Nascera em Lisboa. O seu nome era Juliana Couceiro Tavira. Sua mãe fora engomadeira; e desde pequena tinha conhecido em casa um sujeito, a quem chamavam na vizinhança - o "Fidalgo", a quem sua mãe chamava - o senhor D. Augusto. Vinha todos os dias, de tarde no verão, no inverno de manhã, para a saleta onde sua mãe engomava, e ali estava horas sentado no poial da janela que dava para um quintalejo, fumando cachimbo, cofiando em silêncio um enorme bigode preto. Como o poial era de pedra, punha-lhe em cima, com muito método, uma almofada de vento, que ele mesmo soprava. Era calvo, e trazia ordinariamente uma quinzena de veludo castanho e chapéu alto branco. Às seis horas levantava-se, esvaziava a almofada, estava um bocado a esticar as calças para cima, e saía, com a sua grossa bengala de cana-da-índia debaixo do braço, gingando da cinta. Ela e sua mãe iam então jantar na mesinha de pinho da cozinha debaixo de um postigo, diante do qual se balouçavam, de verão e de inverno, galhos magros de uma árvore triste.

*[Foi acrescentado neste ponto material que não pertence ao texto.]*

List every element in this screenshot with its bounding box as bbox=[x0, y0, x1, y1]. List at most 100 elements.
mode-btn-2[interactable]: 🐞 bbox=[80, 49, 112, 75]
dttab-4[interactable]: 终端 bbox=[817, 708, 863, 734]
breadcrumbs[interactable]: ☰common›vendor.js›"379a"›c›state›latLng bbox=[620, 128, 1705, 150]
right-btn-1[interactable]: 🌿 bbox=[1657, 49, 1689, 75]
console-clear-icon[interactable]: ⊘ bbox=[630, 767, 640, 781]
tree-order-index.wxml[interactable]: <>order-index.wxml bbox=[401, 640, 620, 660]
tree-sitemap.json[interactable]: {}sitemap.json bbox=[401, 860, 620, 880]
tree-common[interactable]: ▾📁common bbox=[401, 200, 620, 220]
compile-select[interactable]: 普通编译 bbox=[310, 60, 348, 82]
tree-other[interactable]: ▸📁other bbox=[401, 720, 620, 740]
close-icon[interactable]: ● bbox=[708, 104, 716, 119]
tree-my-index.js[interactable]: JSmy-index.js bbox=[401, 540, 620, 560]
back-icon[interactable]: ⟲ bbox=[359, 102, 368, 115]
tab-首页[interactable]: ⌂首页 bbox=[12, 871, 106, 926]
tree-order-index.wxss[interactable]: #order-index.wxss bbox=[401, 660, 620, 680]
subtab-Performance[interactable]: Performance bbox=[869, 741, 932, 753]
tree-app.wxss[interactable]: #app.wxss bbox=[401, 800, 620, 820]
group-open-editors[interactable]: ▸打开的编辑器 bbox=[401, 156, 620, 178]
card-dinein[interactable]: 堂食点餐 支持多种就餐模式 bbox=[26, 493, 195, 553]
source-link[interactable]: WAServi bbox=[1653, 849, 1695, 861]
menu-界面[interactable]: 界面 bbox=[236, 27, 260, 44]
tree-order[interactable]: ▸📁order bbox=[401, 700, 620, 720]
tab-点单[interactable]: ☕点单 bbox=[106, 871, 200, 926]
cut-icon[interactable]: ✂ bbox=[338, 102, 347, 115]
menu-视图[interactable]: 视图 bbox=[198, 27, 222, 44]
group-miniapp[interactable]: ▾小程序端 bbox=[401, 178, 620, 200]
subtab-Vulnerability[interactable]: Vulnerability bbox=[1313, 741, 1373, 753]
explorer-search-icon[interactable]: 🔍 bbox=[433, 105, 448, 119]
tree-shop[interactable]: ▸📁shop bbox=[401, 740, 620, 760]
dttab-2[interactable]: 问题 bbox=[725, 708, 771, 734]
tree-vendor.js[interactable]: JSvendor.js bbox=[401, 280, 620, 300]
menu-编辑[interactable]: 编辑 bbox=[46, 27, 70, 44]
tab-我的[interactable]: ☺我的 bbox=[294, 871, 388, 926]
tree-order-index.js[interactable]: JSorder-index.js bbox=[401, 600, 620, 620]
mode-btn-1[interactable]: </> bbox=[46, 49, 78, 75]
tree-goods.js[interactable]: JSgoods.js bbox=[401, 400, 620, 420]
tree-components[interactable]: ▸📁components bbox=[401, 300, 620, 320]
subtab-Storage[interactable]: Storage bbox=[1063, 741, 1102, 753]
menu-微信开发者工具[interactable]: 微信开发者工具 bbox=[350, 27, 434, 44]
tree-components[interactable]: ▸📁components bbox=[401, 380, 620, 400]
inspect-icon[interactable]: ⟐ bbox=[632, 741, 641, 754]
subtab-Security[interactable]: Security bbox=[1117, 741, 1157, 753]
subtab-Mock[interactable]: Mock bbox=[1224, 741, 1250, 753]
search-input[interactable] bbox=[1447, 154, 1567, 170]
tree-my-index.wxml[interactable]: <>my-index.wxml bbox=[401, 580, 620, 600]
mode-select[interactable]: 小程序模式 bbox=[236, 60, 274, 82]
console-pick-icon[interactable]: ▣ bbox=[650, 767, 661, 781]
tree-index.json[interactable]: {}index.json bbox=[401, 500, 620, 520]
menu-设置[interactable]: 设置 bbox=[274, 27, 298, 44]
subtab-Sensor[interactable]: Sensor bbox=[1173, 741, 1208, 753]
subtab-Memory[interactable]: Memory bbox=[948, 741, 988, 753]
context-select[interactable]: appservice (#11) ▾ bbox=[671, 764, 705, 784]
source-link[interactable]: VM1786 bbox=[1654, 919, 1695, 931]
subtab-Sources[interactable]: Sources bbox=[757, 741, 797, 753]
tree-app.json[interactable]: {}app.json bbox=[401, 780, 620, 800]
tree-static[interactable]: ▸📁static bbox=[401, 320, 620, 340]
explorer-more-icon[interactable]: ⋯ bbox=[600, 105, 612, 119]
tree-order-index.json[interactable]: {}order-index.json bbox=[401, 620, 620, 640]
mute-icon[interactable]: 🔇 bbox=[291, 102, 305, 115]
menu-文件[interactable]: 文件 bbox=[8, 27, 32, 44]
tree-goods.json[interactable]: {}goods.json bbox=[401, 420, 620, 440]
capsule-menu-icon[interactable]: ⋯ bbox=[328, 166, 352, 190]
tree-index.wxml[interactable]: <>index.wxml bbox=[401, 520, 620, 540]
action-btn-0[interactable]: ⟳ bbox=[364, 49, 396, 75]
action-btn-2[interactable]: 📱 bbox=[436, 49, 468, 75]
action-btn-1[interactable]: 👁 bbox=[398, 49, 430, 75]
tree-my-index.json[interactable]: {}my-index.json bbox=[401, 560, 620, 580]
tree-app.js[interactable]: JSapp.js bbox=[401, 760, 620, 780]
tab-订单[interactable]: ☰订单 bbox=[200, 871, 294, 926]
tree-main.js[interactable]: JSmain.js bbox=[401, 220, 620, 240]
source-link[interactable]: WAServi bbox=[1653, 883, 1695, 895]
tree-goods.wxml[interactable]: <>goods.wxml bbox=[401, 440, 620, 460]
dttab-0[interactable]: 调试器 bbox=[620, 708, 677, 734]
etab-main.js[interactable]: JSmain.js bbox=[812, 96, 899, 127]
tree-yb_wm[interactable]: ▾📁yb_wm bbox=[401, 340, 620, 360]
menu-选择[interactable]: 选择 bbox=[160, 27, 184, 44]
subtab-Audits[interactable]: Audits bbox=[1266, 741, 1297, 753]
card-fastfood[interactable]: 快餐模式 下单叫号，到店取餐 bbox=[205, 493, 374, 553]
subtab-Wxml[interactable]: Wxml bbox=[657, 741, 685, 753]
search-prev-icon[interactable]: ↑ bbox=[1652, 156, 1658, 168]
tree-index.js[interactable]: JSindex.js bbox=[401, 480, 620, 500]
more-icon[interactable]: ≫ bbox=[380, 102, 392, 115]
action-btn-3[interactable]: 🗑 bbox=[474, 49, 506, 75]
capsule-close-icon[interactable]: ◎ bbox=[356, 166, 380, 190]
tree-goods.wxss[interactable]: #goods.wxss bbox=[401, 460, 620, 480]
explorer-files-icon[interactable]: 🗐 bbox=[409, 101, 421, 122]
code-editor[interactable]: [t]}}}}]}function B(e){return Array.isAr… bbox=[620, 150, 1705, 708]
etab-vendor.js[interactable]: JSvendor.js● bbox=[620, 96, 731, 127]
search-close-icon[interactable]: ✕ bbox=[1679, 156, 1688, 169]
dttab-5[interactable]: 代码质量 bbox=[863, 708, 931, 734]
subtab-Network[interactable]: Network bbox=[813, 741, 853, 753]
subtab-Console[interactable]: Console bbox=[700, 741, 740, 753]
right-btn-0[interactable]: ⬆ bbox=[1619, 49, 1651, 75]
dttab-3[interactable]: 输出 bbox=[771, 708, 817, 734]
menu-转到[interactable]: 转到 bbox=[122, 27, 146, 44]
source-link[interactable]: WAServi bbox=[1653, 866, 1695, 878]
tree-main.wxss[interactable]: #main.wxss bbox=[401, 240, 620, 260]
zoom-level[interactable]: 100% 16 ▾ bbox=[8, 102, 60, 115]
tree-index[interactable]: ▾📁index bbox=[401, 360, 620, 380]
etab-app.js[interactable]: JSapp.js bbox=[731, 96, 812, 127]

À noite o senhor D. Augusto voltava; trazia sempre um jornal; sua mãe fazia-lhe chá e torradas, servia-o, toda enlevada nele. Muitas vezes Juliana a vira chorar de ciúmes.

Um dia uma vizinha má, a quem ela não quisera ajudar a lavar a roupa, enfureceu-se, e atirando-lhe injúrias dos degraus da porta - gritou-lhe que sua mãe era uma desavergonhada, e que seu pai estava na África por ter morto o Rei de Copos!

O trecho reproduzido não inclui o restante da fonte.